I can’t remember in which post I talked about aleurone; maybe it’s in my Poilane post. It’s a shame that it is a very long-winded post.  You have to cut through the crap to get a good point.  Aleurone is something home bakers don’t look into, but the pros are serious about.  The vitamin- and mineral-rich aleurone layer is also the main source of flavour compounds.  That is why it is good to add a small portion of good stoneground wholemeal flour, or other whole grain flours.       

 

On a separate note, when I was having Pagnotta, you know what it reminded me of?  Hamelman’s Five-Grain Levain ([i][b]Bread[/b][/i], page 174)!   Even though there were no visible “grains” in the Pagnotta crumb as in Five-Grain Levain, both breads were exceptionally moist.  There is some very useful technique in Hamelman’s Five-Grain Levain.  Have you ever tried making it?  I am thinking to use the technique in a miche style of bread. 
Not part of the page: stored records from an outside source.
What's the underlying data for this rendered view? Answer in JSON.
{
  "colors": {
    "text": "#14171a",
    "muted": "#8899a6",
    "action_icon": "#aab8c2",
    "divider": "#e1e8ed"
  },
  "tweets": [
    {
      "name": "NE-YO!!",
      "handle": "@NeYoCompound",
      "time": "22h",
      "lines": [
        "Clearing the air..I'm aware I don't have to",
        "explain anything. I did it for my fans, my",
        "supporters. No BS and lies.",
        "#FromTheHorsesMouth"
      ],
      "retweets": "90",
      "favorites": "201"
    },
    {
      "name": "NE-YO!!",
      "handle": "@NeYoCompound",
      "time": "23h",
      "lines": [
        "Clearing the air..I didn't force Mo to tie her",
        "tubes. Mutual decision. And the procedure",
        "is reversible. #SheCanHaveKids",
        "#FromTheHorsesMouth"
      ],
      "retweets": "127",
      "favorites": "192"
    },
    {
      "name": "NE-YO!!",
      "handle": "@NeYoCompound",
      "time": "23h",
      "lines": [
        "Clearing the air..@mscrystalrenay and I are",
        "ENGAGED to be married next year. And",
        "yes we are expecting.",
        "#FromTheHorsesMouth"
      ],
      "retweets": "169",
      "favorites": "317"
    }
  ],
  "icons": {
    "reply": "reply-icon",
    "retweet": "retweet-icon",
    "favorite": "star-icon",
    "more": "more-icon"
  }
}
That's something I'll need to look up - never heard the term until now. So, stoneground whole grain flours have an effect on this thingo, huh? There's no doubt adding quality whole grain flour to bread enhances flavour - but the science behind that I've never considered.

I can't really think of anything else but the freshness aspect that could explain why home-baked SD bread tastes so good - you've probably nailed it, Shiao-Ping. I have wondered whether it could be that the premium quality flours we use are not commercially viable for most bakeries. I'm sure the top SD places like Chiricos don't compromise on quality flours, though - these guys are always going to do whatever it takes to turn out the fantastic produce their reputations have been built on.

Ta for the alert on Hamelman's Five-Grain Levain. Will haul out my copy of his tome of bread wisdom and check that out. I've under-explored all my books by the bread gurus, mostly because I come across too many enticing recipes from great home bakers like you, and these go straight on to my must-try list. Apart from an initial flurry of trying their recipes when I first received their books, Hamelman and co don't usually get a look in!

Just two questions re pâte fermenté, s'il vous plaît:

  • How do you mix it into the dough? Do you cut it up and stir into water, or something like that? Is it necessary to completely dissolve it?
  • How long can you keep it in the fridge before using it?

Cheers
Ross

(1) I can't exactly remember how I did it, but I think I dissolved the pate fermente slowly with recipe water.  I think as my pate fermente had a fairly high hydration (75%), it would have been airy and bubbly once it was properly fermented, so I couldn't have cut it up.   If the hydration were lower (or if it were under-fermented), you could have cut it up into small pieces and add them into your final dough ingredients.   That said, if you find that your fermented pate fermente could be cut up, there would be nothing wrong to cut it up, instead of painstakingly trying to dissove it in water.

(2) I would not leave it longer than 3 days.  If you know that you won't be able to use it straight away, why not put it into the fridge way before it's fully fermented.  In fact, I would remove it after a couple of hours at room temperature.

Shiao-Ping

After posting my queries, I decided not to be so lazy and consulted Hamelman and Reinhart (duh). Their instructions on pâte fermenté coincide with yours re not leaving it too long before using, and allowing it to rest for 2 hours after taking it out of the fridge prior to mixing into a dough.

Got one in the fridge right now and will give it a try tomorrow, using your Gerard Rubaud recipe. Thanks for the tip on this - looking forward to seeing how the bread turns out compared with using a starter.